Verschroters wenden als eerste stap vaak compactering of versnippering toe, waardoor ferro-metalen met waardevolle legeringselementen gemengd worden met niet-gelegeerd staal. Anderzijds is er veel geverfd en gecoat staal dat in de recyclage terugkomt en slechts in beperkte mate kan mee ingesmolten worden omwille van risico’s op VOS emissie en uitstoot van volatiele elementen zoals Zn. Het is ecologisch en economisch interessanter om deze specifieke stromen te scheiden en te linken aan individuele gebruikers. Nieuwe technologische ontwikkelingen in het gebied van sortering, nauwkeuriger analysetechnieken en de maatschappelijke drijvende kracht voor het volledig sluiten van alle materiaalkringlopen, bieden het juiste platform om die extra stap vandaag te zetten.
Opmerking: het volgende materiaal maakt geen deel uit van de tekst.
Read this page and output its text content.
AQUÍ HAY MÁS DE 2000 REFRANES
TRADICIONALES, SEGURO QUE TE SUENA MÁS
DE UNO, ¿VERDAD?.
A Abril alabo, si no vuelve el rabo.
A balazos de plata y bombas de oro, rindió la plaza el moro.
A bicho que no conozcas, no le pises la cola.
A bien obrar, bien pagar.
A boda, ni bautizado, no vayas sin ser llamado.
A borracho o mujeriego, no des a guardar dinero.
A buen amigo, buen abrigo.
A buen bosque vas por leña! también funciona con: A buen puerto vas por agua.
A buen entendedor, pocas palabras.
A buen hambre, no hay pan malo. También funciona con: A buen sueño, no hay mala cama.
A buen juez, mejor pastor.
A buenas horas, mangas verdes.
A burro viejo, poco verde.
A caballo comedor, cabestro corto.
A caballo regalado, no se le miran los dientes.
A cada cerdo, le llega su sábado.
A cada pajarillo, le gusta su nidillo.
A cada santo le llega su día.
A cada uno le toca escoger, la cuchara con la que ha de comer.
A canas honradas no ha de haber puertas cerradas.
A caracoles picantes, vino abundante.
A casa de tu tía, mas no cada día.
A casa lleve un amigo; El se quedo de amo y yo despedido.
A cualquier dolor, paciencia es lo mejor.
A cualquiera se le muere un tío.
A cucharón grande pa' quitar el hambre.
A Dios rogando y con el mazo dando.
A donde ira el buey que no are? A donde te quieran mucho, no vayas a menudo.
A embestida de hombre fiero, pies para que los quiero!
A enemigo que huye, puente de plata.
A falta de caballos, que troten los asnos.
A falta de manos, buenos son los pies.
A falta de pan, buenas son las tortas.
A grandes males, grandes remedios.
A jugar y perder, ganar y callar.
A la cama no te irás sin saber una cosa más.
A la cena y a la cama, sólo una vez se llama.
Dit toegepast onderzoek zal zich zowel richten op het optimaliseren van de processen voor schroot-sortering en purificatie als het in kaart brengen van de exacte materiaal flows tussen de diverse producenten, inzamelaars en verwerkers.

 

De voornaamste doelstellingen zijn:

• Bewustmaking van de waarde van bepaalde legeringen en hun elementen en de impact van bepaalde coatings op de recyclage.

• Testen en sensibiliseren van de metaalverwerkers omtrent low cost & snelle analyse technieken om schrootsortering te verbeteren.

• In kaart brengen van Vlaamse bedrijven die waardevolle “afvalstromen” van ferro-legeringen hebben en Vlaamse gebruikers van (hooggelegeerde) ferro-legeringen en deze aan elkaar linken om de afvalstroom van de ene (eventueel na conditionering) als input materiaal voor de andere te laten dienen. Sommige metaalverwerkende ateliers hebben draailingen van hooggelegeerde of roestvaste ijzerlegeringen of uit recentere ontwikkeling recuperatie van poeders uit de sector van 3D printing voor gieterijen die deze legeringselementen gebruiken.

• In de sector van de beklede staalkwaliteiten een proces ontwikkelen dat de bekleding selectief en op een economische en ecologische manier kan verwijderen, zodat zowel schroot als eventuele bijproducten kunnen gevaloriseerd worden.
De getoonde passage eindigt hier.